Spleen 8: “Earth Motivator”
This point gets the official of transport moving. Even if the granaries and storehouses are full, we will starve if the means of transportation fail. “Earth Motivator” invigorates and prepares the earth within us for planting. Imagine scattering seeds on hard, unyielding soil – few, if any, will take root. Like a bulldozer, this point breaks up, moves and turns the soil within us. Then new growth can occur, promising a richer harvest. A new vitality begins to be felt. Hardness and stubbornness, which manifest as selfishness and lack of sympathy, are transformed into greater thoughtfulness and care in relations with others.
We can see that if the Earth element is out of balance, we may be prone to digestive disorders – as well as illness in any other organ or function of the body, for all are dependent on the stomach and spleen for nourishment.
Consider these everyday expressions, heard but often unnoticed, from someone whose Earth element could be in distress: “I just can’t stomach it… I can’t digest it… Let’s get down to earth… The ground was pulled out from under me… Stand on your own two feet… I have to care for everyone else but nobody takes care of me… I’m always hungry… Nothing fills me up.”
In summary, every process must invariably pass through its period of harvest, grand or small as it may be.
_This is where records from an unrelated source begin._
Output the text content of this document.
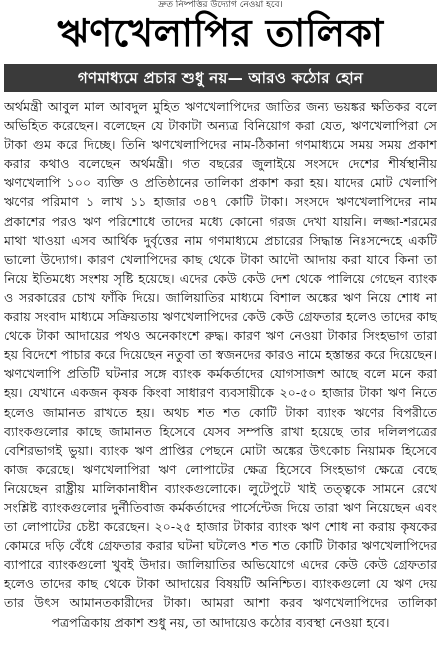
দ্রুত নিষ্পত্তির উদ্যোগ নেওয়া হবে।
ঋণখেলাপির তালিকা
গণমাধ্যমে প্রচার শুধু নয়— আরও কঠোর হোন

অর্থমন্ত্রী আবুল মাল আবদুল মুহিত ঋণখেলাপিদের জাতির জন্য ভয়ঙ্কর ক্ষতিকর বলে অভিহিত করেছেন। বলেছেন যে টাকাটা অন্যত্র বিনিয়োগ করা যেত, ঋণখেলাপিরা সে টাকা গুম করে দিচ্ছে। তিনি ঋণখেলাপিদের নাম-ঠিকানা গণমাধ্যমে সময় সময় প্রকাশ করার কথাও বলেছেন অর্থমন্ত্রী। গত বছরের জুলাইয়ে সংসদে দেশের শীর্ষস্থানীয় ঋণখেলাপি ১০০ ব্যক্তি ও প্রতিষ্ঠানের তালিকা প্রকাশ করা হয়। যাদের মোট খেলাপি ঋণের পরিমাণ ১ লাখ ১১ হাজার ৩৪৭ কোটি টাকা। সংসদে ঋণখেলাপিদের নাম প্রকাশের পরও ঋণ পরিশোধে তাদের মধ্যে কোনো গরজ দেখা যায়নি। লজ্জা-শরমের মাথা খাওয়া এসব আর্থিক দুর্বৃত্তের নাম গণমাধ্যমে প্রচারের সিদ্ধান্ত নিঃসন্দেহে একটি ভালো উদ্যোগ। কারণ খেলাপিদের কাছ থেকে টাকা আদৌ আদায় করা যাবে কিনা তা নিয়ে ইতিমধ্যে সংশয় সৃষ্টি হয়েছে। এদের কেউ কেউ দেশ থেকে পালিয়ে গেছেন ব্যাংক ও সরকারের চোখ ফাঁকি দিয়ে। জালিয়াতির মাধ্যমে বিশাল অঙ্কের ঋণ নিয়ে শোধ না করায় সংবাদ মাধ্যমে সক্রিয়তায় ঋণখেলাপিদের কেউ কেউ গ্রেফতার হলেও তাদের কাছ থেকে টাকা আদায়ের পথও অনেকাংশে রুদ্ধ। কারণ ঋণ নেওয়া টাকার সিংহভাগ তারা হয় বিদেশে পাচার করে দিয়েছেন নতুবা তা স্বজনদের কারও নামে হস্তান্তর করে দিয়েছেন। ঋণখেলাপি প্রতিটি ঘটনার সঙ্গে ব্যাংক কর্মকর্তাদের যোগসাজশ আছে বলে মনে করা হয়। যেখানে একজন কৃষক কিংবা সাধারণ ব্যবসায়ীকে ২০-৫০ হাজার টাকা ঋণ নিতে হলেও জামানত রাখতে হয়। অথচ শত শত কোটি টাকা ব্যাংক ঋণের বিপরীতে ব্যাংকগুলোর কাছে জামানত হিসেবে যেসব সম্পত্তি রাখা হয়েছে তার দলিলপত্রের বেশিরভাগই ভুয়া। ব্যাংক ঋণ প্রাপ্তির পেছনে মোটা অঙ্কের উৎকোচ নিয়ামক হিসেবে কাজ করেছে। ঋণখেলাপিরা ঋণ লোপাটের ক্ষেত্র হিসেবে সিংহভাগ ক্ষেত্রে বেছে নিয়েছেন রাষ্ট্রীয় মালিকানাধীন ব্যাংকগুলোকে। লুটেপুটে খাই তত্ত্বকে সামনে রেখে সংশ্লিষ্ট ব্যাংকগুলোর দুর্নীতিবাজ কর্মকর্তাদের পার্সেন্টেজ দিয়ে তারা ঋণ নিয়েছেন এবং তা লোপাটের চেষ্টা করেছেন। ২০-২৫ হাজার টাকার ব্যাংক ঋণ শোধ না করায় কৃষকের কোমরে দড়ি বেঁধে গ্রেফতার করার ঘটনা ঘটলেও শত শত কোটি টাকার ঋণখেলাপিদের ব্যাপারে ব্যাংকগুলো খুবই উদার। জালিয়াতির অভিযোগে এদের কেউ কেউ গ্রেফতার হলেও তাদের কাছ থেকে টাকা আদায়ের বিষয়টি অনিশ্চিত। ব্যাংকগুলো যে ঋণ দেয় তার উৎস আমানতকারীদের টাকা। আমরা আশা করব ঋণখেলাপিদের তালিকা পত্রপত্রিকায় প্রকাশ শুধু নয়, তা আদায়েও কঠোর ব্যবস্থা নেওয়া হবে।
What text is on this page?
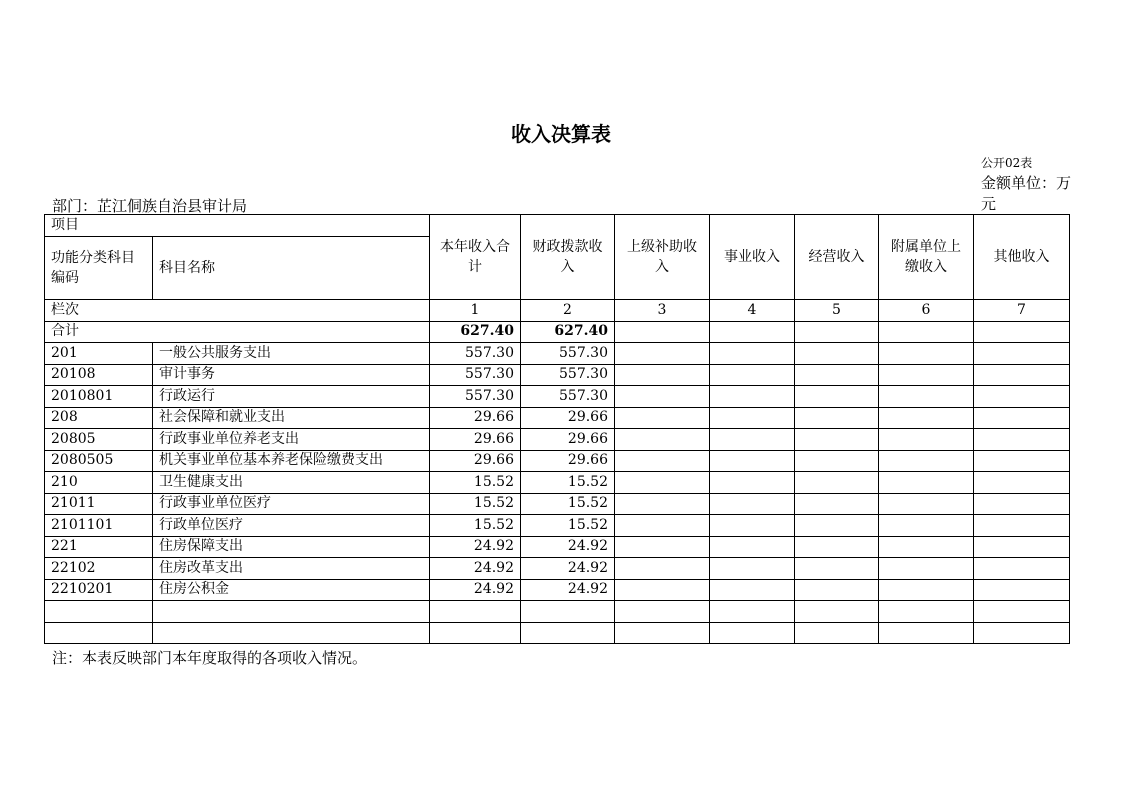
收入决算表
公开02表
金额单位：万元
部门：芷江侗族自治县审计局
项目		本年收入合计	财政拨款收入	上级补助收入	事业收入	经营收入	附属单位上缴收入	其他收入
功能分类科目编码	科目名称							
栏次		1	2	3	4	5	6	7
合计		627.40	627.40					
201	一般公共服务支出	557.30	557.30					
20108	审计事务	557.30	557.30					
2010801	行政运行	557.30	557.30					
208	社会保障和就业支出	29.66	29.66					
20805	行政事业单位养老支出	29.66	29.66					
2080505	机关事业单位基本养老保险缴费支出	29.66	29.66					
210	卫生健康支出	15.52	15.52					
21011	行政事业单位医疗	15.52	15.52					
2101101	行政单位医疗	15.52	15.52					
221	住房保障支出	24.92	24.92					
22102	住房改革支出	24.92	24.92					
2210201	住房公积金	24.92	24.92					

注：本表反映部门本年度取得的各项收入情况。
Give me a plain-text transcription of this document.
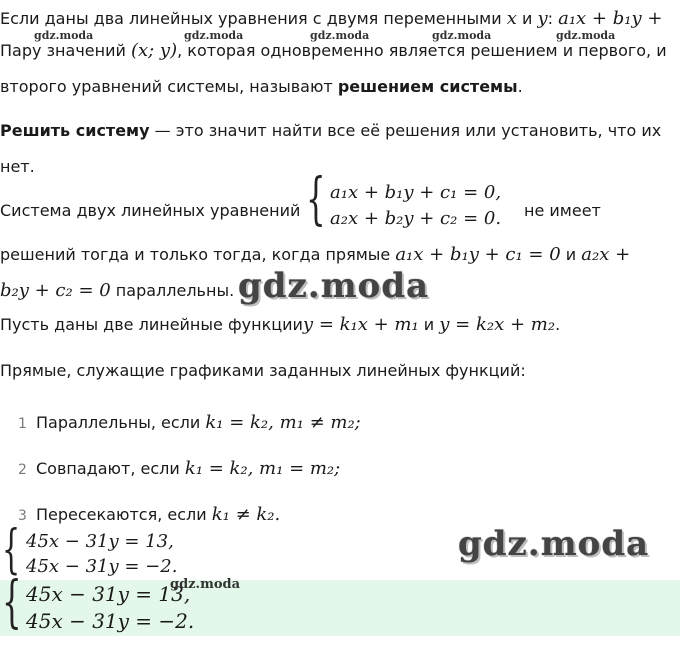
Если даны два линейных уравнения с двумя переменными x и y: a₁x + b₁y +
gdz.moda	gdz.moda	gdz.moda	gdz.moda	gdz.moda
Пару значений (x; y), которая одновременно является решением и первого, и
второго уравнений системы, называют решением системы.
Решить систему — это значит найти все её решения или установить, что их
нет.
Система двух линейных уравнений { a₁x + b₁y + c₁ = 0,
a₂x + b₂y + c₂ = 0. не имеет
решений тогда и только тогда, когда прямые a₁x + b₁y + c₁ = 0 и a₂x +
b₂y + c₂ = 0 параллельны. gdz.moda
Пусть даны две линейные функцииy = k₁x + m₁ и y = k₂x + m₂.
Прямые, служащие графиками заданных линейных функций:
1 Параллельны, если k₁ = k₂, m₁ ≠ m₂;
2 Совпадают, если k₁ = k₂, m₁ = m₂;
3 Пересекаются, если k₁ ≠ k₂.
{ 45x − 31y = 13,
45x − 31y = −2.
gdz.moda
{ 45x − 31y = 13,
45x − 31y = −2.
gdz.moda
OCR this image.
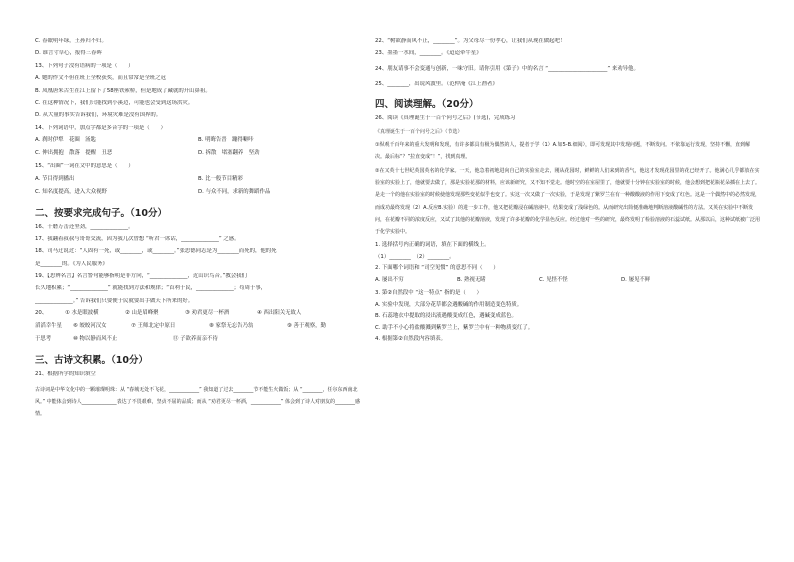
C. 春眠明年绿，王孙归不归。
D. 谁言寸草心，报得三春晖
13、下列句子没有语病的一项是（　　）
A. 她的作文不但在班上全校获奖，而且常常是全班之冠
B. 凤凰唐朱古生在江上留下了58座铁索桥，但是地成了藏就的开山鼻祖。
C. 在这种情况下，我们只能找到小溪边，可能也会受到这场洪灾。
D. 从大量的事实告诉我们，环境灾难是没有国界的。
14、下列词语中，加点字都是多音字的一项是（　　）
A. 刹时伊犁　花圈　汤匙	B. 明晦告晋　蹦得噼咔
C. 伸出拥抱　散落　提醒　丑恶	D. 拆散　堵塞翻养　坚劲
15、“出圈”一词在文中的意思是（　　）
A. 节目得到播出	B. 比一般节目精彩
C. 知名度提高，进入大众视野	D. 与众不同，求新的舞蹈作品
二、按要求完成句子。（10分）
16、千磨万击还坚劲，______________。
17、我翻着叔叔与哥哥交流，因为我几次曾想 “听君一席话，______________” 之感。
18、司马迁说过：“人固有一死，或________，或________。”张思德同志是为________而死的，他的死
是________的。《为人民服务》
19、【思辨名言】名言警句能够指明是非方向，“______________，近山识鸟音。”教会我们
长久地积累；“______________” 就能找到方法和规律；“首利于民，______________；苟周于事，
______________。” 告诉我们只要便于民就要出手做天下所来的好。
20、	① 水是眼波横	② 山是眉峰聚	③ 劝君更尽一杯酒	④ 西出阳关无故人
滔滔幸牛星	⑥ 皎皎河汉女	⑦ 王师北定中原日	⑧ 家祭无忘告乃翁	⑨ 善于观察，勤
于思考	⑩ 物以静而风不止	⑪ 子欲养而亲不待
三、古诗文积累。（10分）
21、根据所学的知识填空
古诗词是中华文化中的一颗璀璨明珠：从 “春城无处不飞花，____________” 我知道了过去________节不能生火做饭；从 “________，任尔东西南北风。” 中能体会到诗人______________表达了不畏艰难，坚贞不屈的品质；而从 “劝君更尽一杯酒，____________” 体会到了诗人对朋友的________感情。
22、“树欲静而风不止，________”。为父母尽一份孝心，让我们从现在做起吧！
23、墨墨一水间，________。《迢迢牵牛星》
24、朋友请事不会变通与创新，一味守旧。请你引用《第子》中的名言 “______________________” 来劝导他。
25、________，出说风波里。（范仲淹《江上渔者》
四、阅读理解。（20分）
26、阅读《真理诞生于一百个问号之后》(节选)，完成练习
《真理诞生于一百个问号之后》（节选）
①纵观千百年来的重大发明和发现，有许多都具有极为偶然的人，提者于学（1）A.如5-B.细阅），即可发现其中发现问题，不断发问。不依靠运行发现，坚持不懈，直到解决。最后标“？”拉直变成“！”，找到真理。
②在又英十七世纪英国英名的化学家。一天，他急着初地进向自己的实验室走去，刚从花园时，鲜鲜的人们来到的香气，他这才发现花园里的花已经开了。他满心几乎都放在实验室的实验上了，他就要去做了，那是实验花那的材料，应该新研究，又不知不觉走。他时空的在室屋里了，他就要十分钟在实验室的时候，他会想到把花瓶花朵插在上去了。是走一个的他在实验室的时候使他发现那些变花似乎也变了。实这一次又做了一次实验，于是发现了紫罗兰在有一种酸酸液的作用下变成了红色。这是一个偶然中的必然发现，而成功最终发现（2）A.反应B.实验）的进一步工作，他又把花瓣浸在碱溶液中，结果变成了浅绿色的。从而研究出简便准确地判断溶液酸碱性的方法。又英在实验中不断发问，在花瓣不同的浓度反应，又试了其他的花瓣溶液，发现了许多花瓣的化学显色反应。经过他对一些的研究，最终发明了检验溶液的石蕊试纸。从那以后，这种试纸被广泛用于化学实验中。
1. 选择括号内正确的词语，填在下面的横线上。
（1）________　（2）________。
2. 下面哪个词语和 “司空见惯” 的意思不同（　　）
A. 屡出不穷	B. 熟视无睹	C. 见怪不怪	D. 屡见不鲜
3. 第②自然段中 “这一特点” 指的是（　　）
A. 实验中发现，大部分花草都会遇酸碱的作用制造变色特质。
B. 石蕊地衣中提取的浸出液遇酸变成红色，遇碱变成蓝色。
C. 助手不小心将盐酸溅到紫罗兰上，紫罗兰中有一种物质变红了。
4. 根据第②自然段内容填表。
Physically and spiritually, the period of late summer is a time for slowing down and gathering in. It is a time when we recognize and hold the fruits of labor. Imagine the farmer filling the silo after the harvest: Now that the heavy work is over, he can reflect contentedly on all that has brought him to this moment and this season.
It is appropriate for us, too, to acknowledge this stage of our own life cycle. From the harvest of our experience, we develop a natural inclination to share and serve others. Well nourished ourselves, we can recognize where needs exist and how best to fill them. Exercising our compassion, we can become caretakers of the earth.
- Enjoy the abundance of fruits and fresh vegetables
Be aware of their special qualities, each succulence different from the next. Carrots are crisp, cucumbers cool, tomatoes luscious, peaches sweet. Look at the seeds, and reflect on the fact that within each harvest lie the seeds of the next.
- Be thoughtful of how you can nourish others.
In this season when nature gives her bounty, we also rejoice in giving, with attention to the special needs of others. You need not wait until you can give a “great gift.” A word, a courtesy, a thoughtfulness – given today – is a great gift.
- Be conscious of the harvest of your life.
Think about yourself, your relationships, and your work. What parts of your life are bearing fruit? Where is the harvest rich? Where do you find it stunted?
- Consider what you need to do to make ready for the letting go of autumn.
Holding your harvest in mind, ask what is overgrown or unneeded. What distracts you from your dearest concerns? What might you wish to simplify in yourself or in your life?